Emily Ehlinger, the DRC’s senior manager in the Student Access Unit, said she works specifically with student accommodations and has been with the center for eight years.

“We are committed to enhancing accessibility and inclusion through individualized accommodations while also partnering with the broader University community as a part of how we build awareness and support around disability,” Ehlinger said.

Ehlinger said the DRC facilitates outreach and training with departments and different groups in units across the University. She said the staff aims to develop liaison relationships with organizations such as the DSCC to collaborate in implementing their shared mission of advancing accessibility.

“Accommodations are a core part of how we create a more equitable environment for disabled students,” Ehlinger said. “We look at impacts and barriers that might pop up in certain environments while also looking at skills building in tandem with these accommodations in order to build strategies and additional support.”

The Disabled Cultural Student Center: a safe space for all backgrounds and abilities

The DSCC works toward building a strong community of students with disabilities, increasing disability awareness and promoting advocacy through events, according to the center’s website. The center is located on Coffman Union’s second floor, is open from 11 a.m. to 7 p.m. Monday through Friday and provides a sensory room for those who want to calm themselves.

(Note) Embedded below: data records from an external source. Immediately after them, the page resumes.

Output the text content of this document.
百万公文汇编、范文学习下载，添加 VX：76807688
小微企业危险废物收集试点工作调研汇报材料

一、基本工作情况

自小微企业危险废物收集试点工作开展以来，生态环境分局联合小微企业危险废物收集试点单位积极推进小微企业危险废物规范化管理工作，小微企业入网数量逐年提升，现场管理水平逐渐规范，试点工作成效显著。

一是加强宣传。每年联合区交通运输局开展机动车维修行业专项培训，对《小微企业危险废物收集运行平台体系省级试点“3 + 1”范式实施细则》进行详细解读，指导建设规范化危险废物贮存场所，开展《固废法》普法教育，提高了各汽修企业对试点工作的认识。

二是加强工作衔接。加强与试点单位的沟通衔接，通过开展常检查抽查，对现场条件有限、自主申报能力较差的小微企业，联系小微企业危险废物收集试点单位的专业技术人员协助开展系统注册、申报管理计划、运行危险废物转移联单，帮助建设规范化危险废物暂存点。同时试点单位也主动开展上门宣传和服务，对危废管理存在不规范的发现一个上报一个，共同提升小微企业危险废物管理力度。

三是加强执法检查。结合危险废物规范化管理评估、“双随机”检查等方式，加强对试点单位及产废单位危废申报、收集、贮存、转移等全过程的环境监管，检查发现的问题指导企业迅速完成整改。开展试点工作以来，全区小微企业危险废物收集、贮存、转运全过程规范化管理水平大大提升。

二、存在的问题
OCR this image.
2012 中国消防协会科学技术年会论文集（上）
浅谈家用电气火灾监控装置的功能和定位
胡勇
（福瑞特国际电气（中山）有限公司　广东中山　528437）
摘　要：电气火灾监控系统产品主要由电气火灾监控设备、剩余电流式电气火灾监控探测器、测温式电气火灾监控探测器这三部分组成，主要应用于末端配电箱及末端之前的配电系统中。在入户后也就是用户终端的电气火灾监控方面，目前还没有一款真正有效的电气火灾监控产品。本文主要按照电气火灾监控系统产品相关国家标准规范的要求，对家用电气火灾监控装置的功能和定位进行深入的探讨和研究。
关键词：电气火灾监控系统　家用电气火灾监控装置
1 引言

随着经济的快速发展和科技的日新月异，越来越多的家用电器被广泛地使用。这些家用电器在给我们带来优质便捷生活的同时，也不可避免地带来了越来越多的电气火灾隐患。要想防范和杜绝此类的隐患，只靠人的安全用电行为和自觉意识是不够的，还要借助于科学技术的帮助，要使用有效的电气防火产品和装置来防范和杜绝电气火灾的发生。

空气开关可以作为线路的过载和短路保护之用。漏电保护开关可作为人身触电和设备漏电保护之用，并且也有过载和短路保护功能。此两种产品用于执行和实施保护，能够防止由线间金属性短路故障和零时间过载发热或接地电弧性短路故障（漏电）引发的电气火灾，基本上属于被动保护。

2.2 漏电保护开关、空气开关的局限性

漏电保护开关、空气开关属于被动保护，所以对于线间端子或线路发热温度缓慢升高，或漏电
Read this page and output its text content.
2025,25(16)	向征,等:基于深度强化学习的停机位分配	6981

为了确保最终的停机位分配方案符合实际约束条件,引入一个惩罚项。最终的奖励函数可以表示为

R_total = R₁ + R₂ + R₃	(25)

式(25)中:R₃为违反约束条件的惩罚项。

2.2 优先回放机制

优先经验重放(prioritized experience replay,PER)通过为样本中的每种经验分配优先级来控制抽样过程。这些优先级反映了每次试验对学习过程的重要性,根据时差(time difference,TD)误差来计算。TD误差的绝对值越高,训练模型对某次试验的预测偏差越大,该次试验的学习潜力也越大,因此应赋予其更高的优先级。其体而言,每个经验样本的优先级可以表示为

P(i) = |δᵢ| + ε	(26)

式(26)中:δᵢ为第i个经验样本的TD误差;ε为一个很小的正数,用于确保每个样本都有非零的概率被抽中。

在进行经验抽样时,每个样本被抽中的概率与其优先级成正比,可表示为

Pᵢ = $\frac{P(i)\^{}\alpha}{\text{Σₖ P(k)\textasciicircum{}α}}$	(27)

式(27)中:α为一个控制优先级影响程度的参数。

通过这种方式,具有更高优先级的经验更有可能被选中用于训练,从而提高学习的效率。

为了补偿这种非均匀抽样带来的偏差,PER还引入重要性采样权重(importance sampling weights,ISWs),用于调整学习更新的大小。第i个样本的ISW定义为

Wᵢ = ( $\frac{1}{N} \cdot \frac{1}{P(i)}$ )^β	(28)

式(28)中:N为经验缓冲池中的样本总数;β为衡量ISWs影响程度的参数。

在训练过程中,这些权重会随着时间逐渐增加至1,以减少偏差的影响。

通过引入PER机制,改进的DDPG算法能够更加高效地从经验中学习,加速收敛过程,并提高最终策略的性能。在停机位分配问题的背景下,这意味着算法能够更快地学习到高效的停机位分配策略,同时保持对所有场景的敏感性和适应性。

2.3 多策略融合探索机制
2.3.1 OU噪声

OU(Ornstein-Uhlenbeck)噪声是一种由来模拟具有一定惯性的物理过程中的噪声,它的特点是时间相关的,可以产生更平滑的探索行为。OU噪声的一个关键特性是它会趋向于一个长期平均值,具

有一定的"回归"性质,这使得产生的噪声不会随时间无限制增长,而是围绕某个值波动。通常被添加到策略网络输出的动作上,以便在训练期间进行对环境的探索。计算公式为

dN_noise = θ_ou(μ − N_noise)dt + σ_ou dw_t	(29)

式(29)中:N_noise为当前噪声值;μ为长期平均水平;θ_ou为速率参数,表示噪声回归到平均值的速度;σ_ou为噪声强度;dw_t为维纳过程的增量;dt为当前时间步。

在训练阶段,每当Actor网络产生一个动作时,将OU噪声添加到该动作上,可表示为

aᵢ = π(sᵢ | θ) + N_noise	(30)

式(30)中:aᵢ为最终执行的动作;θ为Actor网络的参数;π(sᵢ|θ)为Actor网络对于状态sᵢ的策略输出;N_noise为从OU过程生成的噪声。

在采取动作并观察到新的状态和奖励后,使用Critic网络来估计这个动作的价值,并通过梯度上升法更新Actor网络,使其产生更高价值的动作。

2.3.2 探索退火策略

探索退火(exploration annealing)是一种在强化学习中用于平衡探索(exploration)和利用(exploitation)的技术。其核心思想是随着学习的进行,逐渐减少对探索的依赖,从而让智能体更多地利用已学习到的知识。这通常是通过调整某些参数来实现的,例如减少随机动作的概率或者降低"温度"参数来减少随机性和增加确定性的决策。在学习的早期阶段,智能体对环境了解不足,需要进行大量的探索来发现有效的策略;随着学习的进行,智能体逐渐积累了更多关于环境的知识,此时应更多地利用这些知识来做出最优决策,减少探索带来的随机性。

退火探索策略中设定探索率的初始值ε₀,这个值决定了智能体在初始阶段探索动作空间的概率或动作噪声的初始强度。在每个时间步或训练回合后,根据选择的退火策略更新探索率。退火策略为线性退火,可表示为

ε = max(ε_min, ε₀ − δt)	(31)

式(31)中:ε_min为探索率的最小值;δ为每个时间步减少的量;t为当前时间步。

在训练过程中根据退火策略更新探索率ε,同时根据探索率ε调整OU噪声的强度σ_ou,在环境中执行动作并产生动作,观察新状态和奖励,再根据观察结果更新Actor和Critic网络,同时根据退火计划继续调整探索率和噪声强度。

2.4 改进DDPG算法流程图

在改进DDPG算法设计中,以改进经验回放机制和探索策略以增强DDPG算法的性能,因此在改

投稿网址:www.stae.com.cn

DSCC Vice President and University student, Matthew Croft, said the DSCC’s mission has a “dual mandate,” caring about building a community with students who have disabilities while also furthering more serious conversations surrounding disability, solidarity and awareness on campus.

“Our physical space is a key part of the services that we provide,” Croft said. “It’s a place to decompress, play games, meditate, take naps and even use our sensory room.”

Croft said the DSCC puts an emphasis on an open structure, which allows all members to participate in the way they feel most comfortable and content. He said roles in the organization are not fixed or defined, and events and conversations focus on what is going on within the surrounding community.

“Participation is not tied to their intrinsic worth,” Croft said. “Everyone can be a scholar and a member that is seen as an important member of the University community.”